Why SAC Capital’s Steven Cohen Isn’t in Jail
Sheelah Kolhatkar, 03 January 2014
Ten thousand dollars an hour worth of lawyers filed into a courtroom in lower Manhattan on the morning of Nov. 8. The legal team represented Steven Cohen’s hedge fund, SAC Capital Advisors, which had agreed to pay $1.2 billion to settle criminal charges that it had engaged in securities fraud. The hearing was the culmination of a long legal struggle between SAC and the government that has dramatically altered what was once one of Wall Street’s most powerful firms. Eight former or current SAC employees have been charged with insider trading. Six of them have pleaded guilty; one, Mathew Martoma, is due to go on trial on Jan. 6, and another, Michael Steinberg, was convicted on Dec. 18 of insider trading in two technology stocks.
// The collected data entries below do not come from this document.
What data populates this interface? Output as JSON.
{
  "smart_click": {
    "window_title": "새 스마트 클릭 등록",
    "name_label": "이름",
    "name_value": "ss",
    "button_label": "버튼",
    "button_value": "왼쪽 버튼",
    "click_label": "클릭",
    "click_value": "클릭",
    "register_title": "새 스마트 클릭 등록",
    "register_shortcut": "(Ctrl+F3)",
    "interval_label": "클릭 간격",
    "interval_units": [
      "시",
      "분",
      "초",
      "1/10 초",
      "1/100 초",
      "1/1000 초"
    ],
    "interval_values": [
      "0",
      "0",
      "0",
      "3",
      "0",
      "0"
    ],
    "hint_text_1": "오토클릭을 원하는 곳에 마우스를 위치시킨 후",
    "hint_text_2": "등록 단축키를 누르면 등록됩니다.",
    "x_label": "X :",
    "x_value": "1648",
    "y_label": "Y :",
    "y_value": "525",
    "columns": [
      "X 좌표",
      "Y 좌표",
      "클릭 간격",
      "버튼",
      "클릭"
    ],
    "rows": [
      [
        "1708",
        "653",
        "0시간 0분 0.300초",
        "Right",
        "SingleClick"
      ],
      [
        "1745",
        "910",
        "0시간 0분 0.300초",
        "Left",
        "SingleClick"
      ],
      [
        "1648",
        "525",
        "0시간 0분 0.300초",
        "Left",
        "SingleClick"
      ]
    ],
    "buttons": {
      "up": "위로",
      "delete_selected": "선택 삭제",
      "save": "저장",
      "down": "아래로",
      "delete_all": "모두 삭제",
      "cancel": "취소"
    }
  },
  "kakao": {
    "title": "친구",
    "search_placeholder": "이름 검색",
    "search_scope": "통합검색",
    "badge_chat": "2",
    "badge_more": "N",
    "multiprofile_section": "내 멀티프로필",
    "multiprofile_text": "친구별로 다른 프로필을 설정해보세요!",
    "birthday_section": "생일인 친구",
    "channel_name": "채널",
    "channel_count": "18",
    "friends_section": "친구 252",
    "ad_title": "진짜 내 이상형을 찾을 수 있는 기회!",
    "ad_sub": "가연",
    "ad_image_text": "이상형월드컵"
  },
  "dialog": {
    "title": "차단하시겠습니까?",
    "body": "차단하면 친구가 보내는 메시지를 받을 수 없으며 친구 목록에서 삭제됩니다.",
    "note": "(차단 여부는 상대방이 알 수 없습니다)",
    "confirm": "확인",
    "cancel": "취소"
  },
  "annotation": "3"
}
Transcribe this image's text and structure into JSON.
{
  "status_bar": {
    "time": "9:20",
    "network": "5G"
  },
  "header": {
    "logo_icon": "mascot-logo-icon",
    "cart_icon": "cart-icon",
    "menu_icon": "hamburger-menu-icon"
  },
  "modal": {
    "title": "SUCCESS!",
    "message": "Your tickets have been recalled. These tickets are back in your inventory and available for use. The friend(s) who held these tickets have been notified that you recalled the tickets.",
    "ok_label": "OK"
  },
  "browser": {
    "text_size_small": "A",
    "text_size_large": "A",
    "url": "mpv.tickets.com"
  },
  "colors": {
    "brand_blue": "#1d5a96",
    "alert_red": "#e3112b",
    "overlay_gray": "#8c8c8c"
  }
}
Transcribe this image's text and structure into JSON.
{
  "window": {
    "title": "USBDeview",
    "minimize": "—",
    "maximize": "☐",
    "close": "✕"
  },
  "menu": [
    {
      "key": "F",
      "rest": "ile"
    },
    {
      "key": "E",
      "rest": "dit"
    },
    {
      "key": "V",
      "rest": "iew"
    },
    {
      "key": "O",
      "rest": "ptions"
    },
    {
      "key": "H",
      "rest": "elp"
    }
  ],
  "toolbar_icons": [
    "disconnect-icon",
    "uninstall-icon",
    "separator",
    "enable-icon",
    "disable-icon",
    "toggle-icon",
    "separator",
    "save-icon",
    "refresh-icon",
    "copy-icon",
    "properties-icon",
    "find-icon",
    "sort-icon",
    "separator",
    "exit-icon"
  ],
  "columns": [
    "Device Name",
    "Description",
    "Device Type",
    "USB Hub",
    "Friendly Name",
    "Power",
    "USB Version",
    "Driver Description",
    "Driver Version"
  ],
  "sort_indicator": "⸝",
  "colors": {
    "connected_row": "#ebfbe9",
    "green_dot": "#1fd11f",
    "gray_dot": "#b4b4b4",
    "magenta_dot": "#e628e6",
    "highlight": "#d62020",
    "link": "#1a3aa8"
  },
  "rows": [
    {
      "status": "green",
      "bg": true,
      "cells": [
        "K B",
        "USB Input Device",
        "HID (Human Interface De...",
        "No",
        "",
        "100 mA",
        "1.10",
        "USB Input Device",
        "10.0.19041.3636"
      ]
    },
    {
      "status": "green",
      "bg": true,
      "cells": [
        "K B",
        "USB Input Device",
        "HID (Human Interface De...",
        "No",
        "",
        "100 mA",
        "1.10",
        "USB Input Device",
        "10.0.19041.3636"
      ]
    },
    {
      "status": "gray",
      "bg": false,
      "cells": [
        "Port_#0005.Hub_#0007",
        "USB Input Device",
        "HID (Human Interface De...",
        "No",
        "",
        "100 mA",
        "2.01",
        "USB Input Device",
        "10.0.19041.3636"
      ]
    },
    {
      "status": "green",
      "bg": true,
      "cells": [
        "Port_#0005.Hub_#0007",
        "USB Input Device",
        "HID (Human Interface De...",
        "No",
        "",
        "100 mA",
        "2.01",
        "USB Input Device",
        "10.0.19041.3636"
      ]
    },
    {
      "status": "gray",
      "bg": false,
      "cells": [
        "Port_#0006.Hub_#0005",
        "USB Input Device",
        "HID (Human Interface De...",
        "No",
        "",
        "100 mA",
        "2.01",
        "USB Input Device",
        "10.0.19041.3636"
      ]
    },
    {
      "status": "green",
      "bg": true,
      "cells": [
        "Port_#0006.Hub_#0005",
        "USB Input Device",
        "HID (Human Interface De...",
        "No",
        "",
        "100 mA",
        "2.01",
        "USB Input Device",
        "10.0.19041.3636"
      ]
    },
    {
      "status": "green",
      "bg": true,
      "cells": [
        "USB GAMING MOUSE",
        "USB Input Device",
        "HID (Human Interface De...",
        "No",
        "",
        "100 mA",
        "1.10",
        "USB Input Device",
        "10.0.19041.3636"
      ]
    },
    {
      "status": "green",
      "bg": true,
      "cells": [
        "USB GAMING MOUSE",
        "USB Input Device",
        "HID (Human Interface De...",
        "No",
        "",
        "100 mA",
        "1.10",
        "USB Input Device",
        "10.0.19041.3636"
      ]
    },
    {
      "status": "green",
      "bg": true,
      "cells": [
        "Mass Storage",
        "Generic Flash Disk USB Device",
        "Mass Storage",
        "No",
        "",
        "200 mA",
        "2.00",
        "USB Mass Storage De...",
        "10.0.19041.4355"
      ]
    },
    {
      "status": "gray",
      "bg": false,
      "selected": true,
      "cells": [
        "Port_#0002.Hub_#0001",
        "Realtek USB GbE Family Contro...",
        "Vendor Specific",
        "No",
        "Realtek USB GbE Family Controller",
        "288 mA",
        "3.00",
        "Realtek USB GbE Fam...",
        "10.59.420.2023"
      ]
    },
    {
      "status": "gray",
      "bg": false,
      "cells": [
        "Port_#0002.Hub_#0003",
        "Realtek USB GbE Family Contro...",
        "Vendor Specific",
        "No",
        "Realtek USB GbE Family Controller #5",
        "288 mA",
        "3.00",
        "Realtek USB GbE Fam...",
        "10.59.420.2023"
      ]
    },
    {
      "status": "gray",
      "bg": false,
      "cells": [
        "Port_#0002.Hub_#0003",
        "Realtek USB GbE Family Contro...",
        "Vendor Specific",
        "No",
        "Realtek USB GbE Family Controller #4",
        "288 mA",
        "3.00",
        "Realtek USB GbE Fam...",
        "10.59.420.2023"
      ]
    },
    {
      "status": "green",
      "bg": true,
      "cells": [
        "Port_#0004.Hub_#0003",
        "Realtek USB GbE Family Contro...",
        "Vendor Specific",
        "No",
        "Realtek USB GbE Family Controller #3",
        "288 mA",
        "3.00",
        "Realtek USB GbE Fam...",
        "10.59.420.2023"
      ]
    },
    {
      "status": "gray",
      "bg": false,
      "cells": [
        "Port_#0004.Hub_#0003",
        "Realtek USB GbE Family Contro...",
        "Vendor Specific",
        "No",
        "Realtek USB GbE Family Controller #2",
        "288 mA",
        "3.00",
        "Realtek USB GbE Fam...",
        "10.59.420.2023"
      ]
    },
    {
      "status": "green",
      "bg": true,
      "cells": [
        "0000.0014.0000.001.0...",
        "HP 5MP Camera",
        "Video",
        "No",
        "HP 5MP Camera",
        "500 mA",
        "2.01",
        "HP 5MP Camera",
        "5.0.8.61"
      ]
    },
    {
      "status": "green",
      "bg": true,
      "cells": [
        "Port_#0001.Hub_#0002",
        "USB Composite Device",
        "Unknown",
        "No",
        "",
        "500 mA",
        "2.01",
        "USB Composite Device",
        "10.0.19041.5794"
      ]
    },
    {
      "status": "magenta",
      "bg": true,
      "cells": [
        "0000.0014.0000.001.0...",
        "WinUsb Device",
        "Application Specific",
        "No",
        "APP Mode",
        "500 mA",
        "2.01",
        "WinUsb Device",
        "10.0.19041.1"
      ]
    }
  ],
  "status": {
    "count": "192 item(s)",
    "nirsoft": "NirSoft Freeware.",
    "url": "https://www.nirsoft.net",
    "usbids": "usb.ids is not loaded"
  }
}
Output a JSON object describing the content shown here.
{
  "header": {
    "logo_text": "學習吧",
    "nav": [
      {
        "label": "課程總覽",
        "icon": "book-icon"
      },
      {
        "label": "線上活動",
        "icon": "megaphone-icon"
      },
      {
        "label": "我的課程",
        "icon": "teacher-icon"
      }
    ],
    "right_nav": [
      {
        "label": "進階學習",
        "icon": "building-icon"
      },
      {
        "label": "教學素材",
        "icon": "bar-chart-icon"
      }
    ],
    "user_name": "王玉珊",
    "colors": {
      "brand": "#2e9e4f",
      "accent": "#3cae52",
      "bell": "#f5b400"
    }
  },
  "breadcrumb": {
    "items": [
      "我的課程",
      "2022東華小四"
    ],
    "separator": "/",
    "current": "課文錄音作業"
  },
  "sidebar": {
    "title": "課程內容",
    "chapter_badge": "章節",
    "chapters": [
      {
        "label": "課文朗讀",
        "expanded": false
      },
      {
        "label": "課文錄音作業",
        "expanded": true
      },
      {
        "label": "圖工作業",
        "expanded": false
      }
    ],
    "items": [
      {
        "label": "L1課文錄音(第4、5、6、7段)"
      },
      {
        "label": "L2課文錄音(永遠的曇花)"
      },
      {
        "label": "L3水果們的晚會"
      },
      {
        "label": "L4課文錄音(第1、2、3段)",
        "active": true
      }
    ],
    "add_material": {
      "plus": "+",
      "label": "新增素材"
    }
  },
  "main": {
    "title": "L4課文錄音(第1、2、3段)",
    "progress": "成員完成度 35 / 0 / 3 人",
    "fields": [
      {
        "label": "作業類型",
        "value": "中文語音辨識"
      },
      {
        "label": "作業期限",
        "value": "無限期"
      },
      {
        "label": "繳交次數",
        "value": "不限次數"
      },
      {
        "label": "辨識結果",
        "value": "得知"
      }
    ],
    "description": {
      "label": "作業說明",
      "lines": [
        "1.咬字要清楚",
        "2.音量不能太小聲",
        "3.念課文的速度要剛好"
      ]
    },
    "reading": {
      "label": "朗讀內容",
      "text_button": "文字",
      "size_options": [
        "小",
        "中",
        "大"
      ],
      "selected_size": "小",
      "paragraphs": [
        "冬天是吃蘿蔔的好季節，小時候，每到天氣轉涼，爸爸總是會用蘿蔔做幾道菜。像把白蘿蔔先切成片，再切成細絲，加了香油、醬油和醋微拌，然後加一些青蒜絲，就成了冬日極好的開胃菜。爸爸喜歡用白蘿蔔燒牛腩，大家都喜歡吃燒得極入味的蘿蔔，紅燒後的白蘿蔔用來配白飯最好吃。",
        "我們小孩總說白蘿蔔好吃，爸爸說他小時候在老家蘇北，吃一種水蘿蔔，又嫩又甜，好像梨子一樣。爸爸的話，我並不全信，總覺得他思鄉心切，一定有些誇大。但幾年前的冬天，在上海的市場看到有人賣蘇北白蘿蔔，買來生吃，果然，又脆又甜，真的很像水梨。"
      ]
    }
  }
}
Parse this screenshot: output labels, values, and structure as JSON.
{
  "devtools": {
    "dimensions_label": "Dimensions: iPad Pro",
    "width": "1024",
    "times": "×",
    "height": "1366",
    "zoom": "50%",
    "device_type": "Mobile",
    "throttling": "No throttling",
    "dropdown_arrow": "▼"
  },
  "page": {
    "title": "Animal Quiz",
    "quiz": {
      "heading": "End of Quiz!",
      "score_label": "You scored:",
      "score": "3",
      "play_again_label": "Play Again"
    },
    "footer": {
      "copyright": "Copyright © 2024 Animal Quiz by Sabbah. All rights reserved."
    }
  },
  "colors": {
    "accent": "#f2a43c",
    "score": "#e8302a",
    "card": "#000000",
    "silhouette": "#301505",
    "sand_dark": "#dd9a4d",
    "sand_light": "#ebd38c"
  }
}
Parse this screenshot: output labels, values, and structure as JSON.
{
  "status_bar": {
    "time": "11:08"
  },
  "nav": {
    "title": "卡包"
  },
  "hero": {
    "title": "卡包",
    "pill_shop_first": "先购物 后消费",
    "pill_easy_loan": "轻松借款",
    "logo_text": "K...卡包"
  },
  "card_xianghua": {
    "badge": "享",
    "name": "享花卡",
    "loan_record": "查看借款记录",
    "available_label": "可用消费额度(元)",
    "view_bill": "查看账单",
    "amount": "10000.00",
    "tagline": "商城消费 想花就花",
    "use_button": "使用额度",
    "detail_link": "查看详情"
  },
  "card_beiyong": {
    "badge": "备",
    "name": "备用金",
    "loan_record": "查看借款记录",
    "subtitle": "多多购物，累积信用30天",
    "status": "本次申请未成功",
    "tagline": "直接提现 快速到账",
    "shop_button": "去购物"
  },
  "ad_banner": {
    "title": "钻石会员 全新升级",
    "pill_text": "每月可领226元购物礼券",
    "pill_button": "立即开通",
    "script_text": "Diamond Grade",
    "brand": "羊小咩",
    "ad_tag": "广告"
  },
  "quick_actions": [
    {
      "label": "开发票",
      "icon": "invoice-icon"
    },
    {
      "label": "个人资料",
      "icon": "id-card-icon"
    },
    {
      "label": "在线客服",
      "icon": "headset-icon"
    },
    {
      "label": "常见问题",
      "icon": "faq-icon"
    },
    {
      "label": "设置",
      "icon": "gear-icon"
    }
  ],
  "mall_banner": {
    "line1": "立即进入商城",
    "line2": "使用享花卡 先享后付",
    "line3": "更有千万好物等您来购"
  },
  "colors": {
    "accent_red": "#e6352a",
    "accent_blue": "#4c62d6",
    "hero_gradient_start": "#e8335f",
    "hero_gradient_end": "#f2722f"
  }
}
Separately, Cohen was charged in a civil case with failing to supervise his employees by the Securities and Exchange Commission, which is seeking to bar him from the securities industry. Cohen’s company is transforming itself into a much smaller operation that manages only Cohen’s money. SAC had fostered an unprecedented “culture of corporate corruption,” U.S. Attorney Preet Bharara said when the criminal charges against the company were first unveiled.